Ce déploiement grandiose qui combine musique de nos racines, acrobaties, chorégraphies et scénographie audacieuse risque de complètement faire oublier le cuisant échec du spectacle raté du 31 décembre. Le metteur en scène, Pierre Boileau, peut en être fier.
Le défi n'était pas évident : évoquer en 10 tableaux impressionnistes les grandes rencontres qui ont façonné Québec. Pour les enchaînements, qui de mieux que son fondateur. Yves Jacques, dans une superbe performance, livre un Champlain plus que Champlain. Son verbe est parfois truculent comme quand il évoque la défaite des plaines d'Abraham : "Nous avons laissé le Wolfe entrer dans la bergerie. J'en perds Montcalm."

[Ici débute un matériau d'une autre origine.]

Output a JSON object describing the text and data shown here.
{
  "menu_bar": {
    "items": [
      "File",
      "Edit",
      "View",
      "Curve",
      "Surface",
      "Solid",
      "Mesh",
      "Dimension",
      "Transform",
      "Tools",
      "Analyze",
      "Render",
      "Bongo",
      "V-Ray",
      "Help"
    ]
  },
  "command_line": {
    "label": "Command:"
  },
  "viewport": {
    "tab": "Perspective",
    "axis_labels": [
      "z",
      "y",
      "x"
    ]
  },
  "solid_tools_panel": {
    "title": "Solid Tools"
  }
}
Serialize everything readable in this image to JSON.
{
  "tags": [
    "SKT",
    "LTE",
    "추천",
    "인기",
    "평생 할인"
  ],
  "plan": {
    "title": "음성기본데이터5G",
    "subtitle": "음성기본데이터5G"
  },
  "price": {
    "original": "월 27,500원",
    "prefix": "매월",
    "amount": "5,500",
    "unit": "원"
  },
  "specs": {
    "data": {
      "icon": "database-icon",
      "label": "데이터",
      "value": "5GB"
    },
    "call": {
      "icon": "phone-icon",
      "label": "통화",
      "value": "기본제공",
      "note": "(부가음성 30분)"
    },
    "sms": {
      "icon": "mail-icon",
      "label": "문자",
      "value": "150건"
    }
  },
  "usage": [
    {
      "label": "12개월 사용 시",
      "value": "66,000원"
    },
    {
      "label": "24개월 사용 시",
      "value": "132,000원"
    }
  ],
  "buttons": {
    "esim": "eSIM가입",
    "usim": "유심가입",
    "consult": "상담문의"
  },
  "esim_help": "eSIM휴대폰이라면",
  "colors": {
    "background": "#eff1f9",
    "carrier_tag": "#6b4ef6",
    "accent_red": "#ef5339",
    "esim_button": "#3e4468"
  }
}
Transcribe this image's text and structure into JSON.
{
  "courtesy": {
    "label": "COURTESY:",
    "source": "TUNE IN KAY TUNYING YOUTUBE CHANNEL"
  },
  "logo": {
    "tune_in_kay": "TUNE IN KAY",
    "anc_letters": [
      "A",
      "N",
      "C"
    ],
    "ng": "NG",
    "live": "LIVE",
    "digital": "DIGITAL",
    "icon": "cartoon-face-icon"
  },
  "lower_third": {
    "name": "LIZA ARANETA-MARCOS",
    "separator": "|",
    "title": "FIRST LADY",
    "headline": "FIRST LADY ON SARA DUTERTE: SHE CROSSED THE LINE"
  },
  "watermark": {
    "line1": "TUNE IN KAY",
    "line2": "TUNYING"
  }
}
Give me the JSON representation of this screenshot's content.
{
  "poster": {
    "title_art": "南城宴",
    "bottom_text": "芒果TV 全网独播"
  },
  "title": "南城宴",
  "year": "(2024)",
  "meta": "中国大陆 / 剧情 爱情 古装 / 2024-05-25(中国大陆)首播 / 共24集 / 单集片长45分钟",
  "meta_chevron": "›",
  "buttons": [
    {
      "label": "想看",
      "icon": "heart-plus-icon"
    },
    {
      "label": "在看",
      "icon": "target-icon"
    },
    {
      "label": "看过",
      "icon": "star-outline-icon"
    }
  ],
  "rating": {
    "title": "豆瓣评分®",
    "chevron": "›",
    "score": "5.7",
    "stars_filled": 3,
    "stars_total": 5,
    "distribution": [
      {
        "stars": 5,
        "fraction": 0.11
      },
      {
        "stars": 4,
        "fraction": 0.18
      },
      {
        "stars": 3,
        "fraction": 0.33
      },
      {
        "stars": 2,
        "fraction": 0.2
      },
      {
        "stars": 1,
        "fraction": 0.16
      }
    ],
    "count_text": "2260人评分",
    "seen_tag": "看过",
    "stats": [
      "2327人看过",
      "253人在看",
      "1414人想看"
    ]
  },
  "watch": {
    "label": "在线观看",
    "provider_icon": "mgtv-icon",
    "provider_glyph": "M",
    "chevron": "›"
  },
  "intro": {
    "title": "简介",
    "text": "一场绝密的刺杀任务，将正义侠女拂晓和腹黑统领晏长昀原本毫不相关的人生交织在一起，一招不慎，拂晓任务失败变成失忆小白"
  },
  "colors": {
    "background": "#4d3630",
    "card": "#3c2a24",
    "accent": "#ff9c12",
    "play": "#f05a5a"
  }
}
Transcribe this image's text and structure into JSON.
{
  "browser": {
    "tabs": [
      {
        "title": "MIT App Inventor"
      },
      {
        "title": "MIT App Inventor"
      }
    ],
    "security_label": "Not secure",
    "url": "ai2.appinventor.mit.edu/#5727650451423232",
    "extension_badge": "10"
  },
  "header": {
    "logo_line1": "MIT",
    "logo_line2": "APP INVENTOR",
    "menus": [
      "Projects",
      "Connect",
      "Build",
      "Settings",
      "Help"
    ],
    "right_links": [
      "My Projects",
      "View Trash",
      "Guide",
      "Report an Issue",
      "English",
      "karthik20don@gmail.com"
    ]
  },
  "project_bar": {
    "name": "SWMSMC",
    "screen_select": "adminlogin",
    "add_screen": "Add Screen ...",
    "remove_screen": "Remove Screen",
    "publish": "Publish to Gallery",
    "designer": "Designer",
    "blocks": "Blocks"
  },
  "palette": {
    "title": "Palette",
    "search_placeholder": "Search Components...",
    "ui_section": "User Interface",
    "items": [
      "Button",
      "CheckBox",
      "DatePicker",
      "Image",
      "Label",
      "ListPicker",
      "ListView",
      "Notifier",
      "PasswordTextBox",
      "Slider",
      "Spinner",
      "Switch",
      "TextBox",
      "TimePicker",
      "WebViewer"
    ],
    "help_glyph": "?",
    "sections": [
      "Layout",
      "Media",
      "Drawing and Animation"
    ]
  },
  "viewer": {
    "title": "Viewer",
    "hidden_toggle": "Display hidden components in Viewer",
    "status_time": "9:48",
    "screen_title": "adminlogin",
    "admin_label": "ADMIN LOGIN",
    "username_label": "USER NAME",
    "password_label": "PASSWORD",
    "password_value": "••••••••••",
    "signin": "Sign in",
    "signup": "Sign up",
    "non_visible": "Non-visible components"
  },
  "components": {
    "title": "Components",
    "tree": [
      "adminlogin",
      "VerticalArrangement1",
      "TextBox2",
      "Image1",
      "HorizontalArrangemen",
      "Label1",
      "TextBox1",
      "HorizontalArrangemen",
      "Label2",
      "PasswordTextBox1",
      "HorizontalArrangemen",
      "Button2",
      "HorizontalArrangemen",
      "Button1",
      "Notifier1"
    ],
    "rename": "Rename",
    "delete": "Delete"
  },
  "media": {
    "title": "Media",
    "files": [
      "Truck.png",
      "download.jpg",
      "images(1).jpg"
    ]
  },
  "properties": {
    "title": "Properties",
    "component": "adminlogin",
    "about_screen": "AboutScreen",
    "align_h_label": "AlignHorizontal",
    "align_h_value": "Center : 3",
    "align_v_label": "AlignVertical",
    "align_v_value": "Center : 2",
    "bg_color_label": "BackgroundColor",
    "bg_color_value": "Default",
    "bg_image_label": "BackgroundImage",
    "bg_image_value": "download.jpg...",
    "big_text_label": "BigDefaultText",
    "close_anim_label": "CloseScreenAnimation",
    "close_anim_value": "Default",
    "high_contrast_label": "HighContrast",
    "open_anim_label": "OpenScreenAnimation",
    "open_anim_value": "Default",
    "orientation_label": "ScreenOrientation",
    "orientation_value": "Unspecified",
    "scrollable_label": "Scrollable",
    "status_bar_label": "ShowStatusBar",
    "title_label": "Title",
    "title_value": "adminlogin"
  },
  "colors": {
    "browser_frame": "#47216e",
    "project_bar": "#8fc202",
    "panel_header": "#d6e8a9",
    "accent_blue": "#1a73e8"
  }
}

Il ne parvient pas toujours à meubler les temps morts, qui se sont probablement éternisés en raison de la captation télé du spectacle, ni à tisser tous liens, parfois un brin décousus. Le spectacle sera capté une seconde fois aujourd'hui et diffusé ce soir, à 19h à Radio-Canada.
Il est de toute façon très difficile de maintenir le rythme avec des chansons si disparates, malgré un choix presque sans faute. Car on voit mal la pertinence de la version dépouillée et un brin hésitante d'Évangéline de Marie-Jo Thério qui évoquait la déportation des Acadiens. Le lien avec Québec est ténu.
Ce qui n'était pas le cas du reste du répertoire, notamment les brillantes relectures de Félix Leclerc (Bozo et Le tour de l'Île) par Ariane Moffatt et Karkwa et celles plus convenues du répertoire d'Alys Robi. Même le pot-pourri des chansons de Jean-Pierre Ferland interprété par Marco Calliari, Lynda Thalie et le groupe vocal H'Sao s'est avéré une riche idée pour évoquer l'immigration et le métissage des cultures.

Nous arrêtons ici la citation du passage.